Ia menjelaskan, melalui aplikasi BISA, petugas dan pemerintah di tingkat kelurahan dapat memantau perkembangan volume sampah yang masuk ke bank sampah setiap hari.
“Selama ini data sampah harian belum tercatat dengan baik. Melalui aplikasi ini, petugas bisa memonitor jumlah sampah setiap hari,” katanya.
Bank Sampah Akan Terhubung dalam Sistem Digital
Dalam konsep yang disiapkan, setiap bank sampah nantinya dapat memasukkan data secara langsung ke dalam sistem.
Informasi yang tercatat meliputi jenis sampah, hasil penimbangan, hingga volume sampah harian yang terkumpul.

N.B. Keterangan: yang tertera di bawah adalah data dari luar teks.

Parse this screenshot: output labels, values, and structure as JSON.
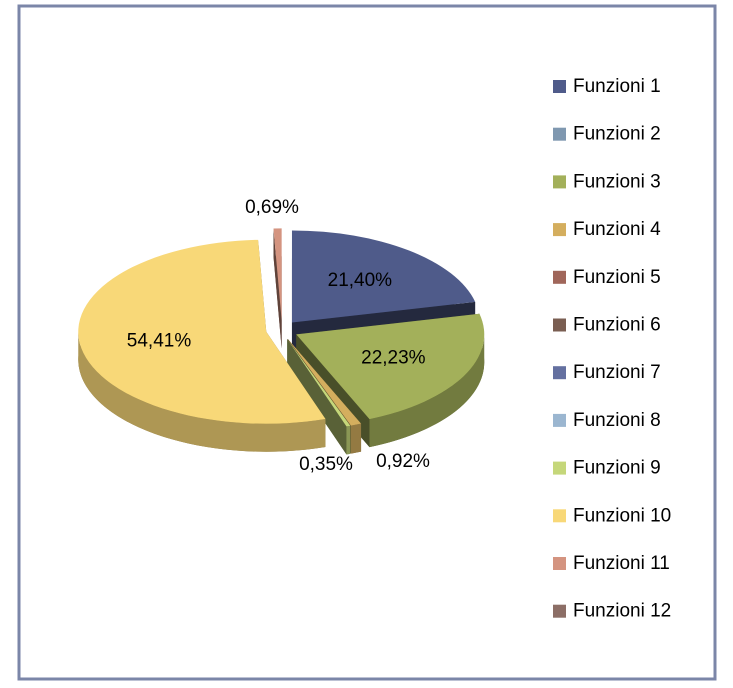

Data tersebut selanjutnya dapat diakses oleh pemerintah kelurahan, perangkat daerah terkait, hingga DPRD untuk kebutuhan pemantauan dan evaluasi.
“Kita bisa melihat data sampah bulanan dan mengetahui wilayah yang memiliki potensi sampah bernilai ekonomi tinggi,” jelas Ardiansyah.
Selain itu, sistem digital juga dinilai dapat meningkatkan transparansi pengelolaan bank sampah karena warga dapat memantau perkembangan tabungan sampah secara lebih terbuka.